Cally rose to her feet, and Rum reached up and brushed mulch off her clothes with his long, brown fingers. “You’ve got your two extra minutes, now. Use them wisely, while I go and get the cavalry, ‘kay?” She could only nod down at him, but she did stop crying. “Come on,” he said, “You’ve got this!” Then he shambled off toward Katarina and Ignacio’s cottage. The light was not on, this time, in their cottage window; the electricity being out was the only thing that was different this time. That and the other thing Cally did not want to think about.
“I so do not have this,” she said to Rum’s retreating form, but she stepped out from behind the shrubbery and went into the kitchen anyway, making sure to leave the door open behind her. “That should save Ignacio an extra half minute or so, too,” she thought, daring to hope maybe she was clever enough, after all, to know what to do now.
The back hall was pitch dark, but this time Cally knew the way.

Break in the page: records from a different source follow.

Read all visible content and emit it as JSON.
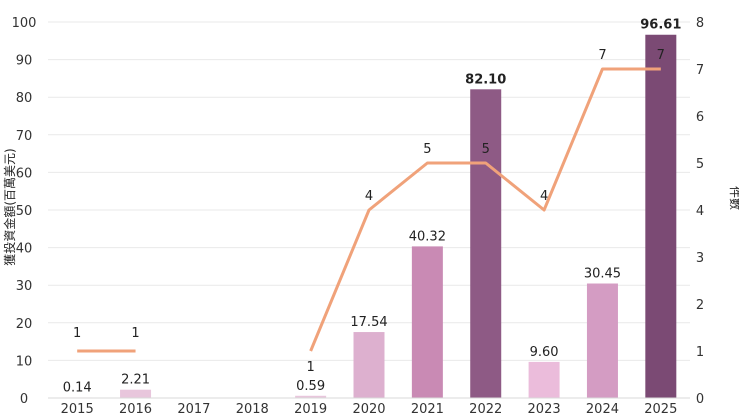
{
  "chart_data": {
    "type": "bar",
    "categories": [
      "2015",
      "2016",
      "2017",
      "2018",
      "2019",
      "2020",
      "2021",
      "2022",
      "2023",
      "2024",
      "2025"
    ],
    "series": [
      {
        "type": "bar",
        "values": [
          0.14,
          2.21,
          null,
          null,
          0.59,
          17.54,
          40.32,
          82.1,
          9.6,
          30.45,
          96.61
        ],
        "labels": [
          "0.14",
          "2.21",
          "",
          "",
          "0.59",
          "17.54",
          "40.32",
          "82.10",
          "9.60",
          "30.45",
          "96.61"
        ],
        "colors": [
          "#e8c6dc",
          "#e8c6dc",
          "#e8c6dc",
          "#e8c6dc",
          "#e8c6dc",
          "#ddb0cf",
          "#c98ab4",
          "#8e5a85",
          "#ebbcdb",
          "#d49cc3",
          "#7b4a74"
        ],
        "axis": "left"
      },
      {
        "type": "line",
        "values": [
          1,
          1,
          null,
          null,
          1,
          4,
          5,
          5,
          4,
          7,
          7
        ],
        "labels": [
          "1",
          "1",
          "",
          "",
          "1",
          "4",
          "5",
          "5",
          "4",
          "7",
          "7"
        ],
        "color": "#f0a27a",
        "axis": "right"
      }
    ],
    "ylabel": "獲投資金額(百萬美元)",
    "y2label": "件數",
    "ylim": [
      0,
      100
    ],
    "yticks": [
      "0",
      "10",
      "20",
      "30",
      "40",
      "50",
      "60",
      "70",
      "80",
      "90",
      "100"
    ],
    "y2lim": [
      0,
      8
    ],
    "y2ticks": [
      "0",
      "1",
      "2",
      "3",
      "4",
      "5",
      "6",
      "7",
      "8"
    ],
    "grid": true
  }
}
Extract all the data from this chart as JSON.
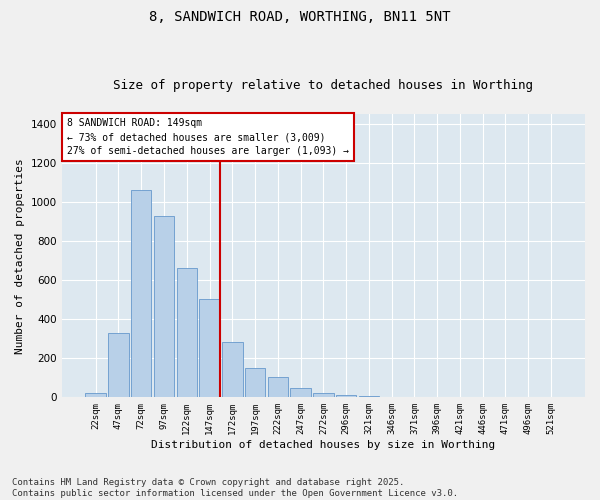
{
  "title1": "8, SANDWICH ROAD, WORTHING, BN11 5NT",
  "title2": "Size of property relative to detached houses in Worthing",
  "xlabel": "Distribution of detached houses by size in Worthing",
  "ylabel": "Number of detached properties",
  "categories": [
    "22sqm",
    "47sqm",
    "72sqm",
    "97sqm",
    "122sqm",
    "147sqm",
    "172sqm",
    "197sqm",
    "222sqm",
    "247sqm",
    "272sqm",
    "296sqm",
    "321sqm",
    "346sqm",
    "371sqm",
    "396sqm",
    "421sqm",
    "446sqm",
    "471sqm",
    "496sqm",
    "521sqm"
  ],
  "values": [
    20,
    330,
    1060,
    930,
    660,
    505,
    285,
    150,
    105,
    48,
    20,
    13,
    8,
    0,
    0,
    0,
    0,
    0,
    0,
    0,
    0
  ],
  "bar_color": "#b8d0e8",
  "bar_edge_color": "#6699cc",
  "vline_color": "#cc0000",
  "annotation_text": "8 SANDWICH ROAD: 149sqm\n← 73% of detached houses are smaller (3,009)\n27% of semi-detached houses are larger (1,093) →",
  "annotation_box_color": "#cc0000",
  "ylim": [
    0,
    1450
  ],
  "yticks": [
    0,
    200,
    400,
    600,
    800,
    1000,
    1200,
    1400
  ],
  "background_color": "#dde8f0",
  "grid_color": "#ffffff",
  "fig_background": "#f0f0f0",
  "footer": "Contains HM Land Registry data © Crown copyright and database right 2025.\nContains public sector information licensed under the Open Government Licence v3.0.",
  "title_fontsize": 10,
  "subtitle_fontsize": 9,
  "annotation_fontsize": 7,
  "footer_fontsize": 6.5,
  "ylabel_fontsize": 8,
  "xlabel_fontsize": 8
}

She felt along the wall until she found the open cellar doorway, and groped for the thin railing on the right. She knew Foster would still be rummaging around in the Pirate Ship, at this point, so she did not hurry as she felt her way carefully to the bottom in the dark. By the time she reached the bottom, her eyes had adjusted to the darkness enough that she could see a thin line of light coming from under the door to Sofie’s room.
The room reeked of kerosene when Cally pushed open the door, where someone inside was holding a flashlight. The light flickered weakly as someone sobbed softly. Cally called out, “It’s okay, Nell, it’s me. I’m coming!”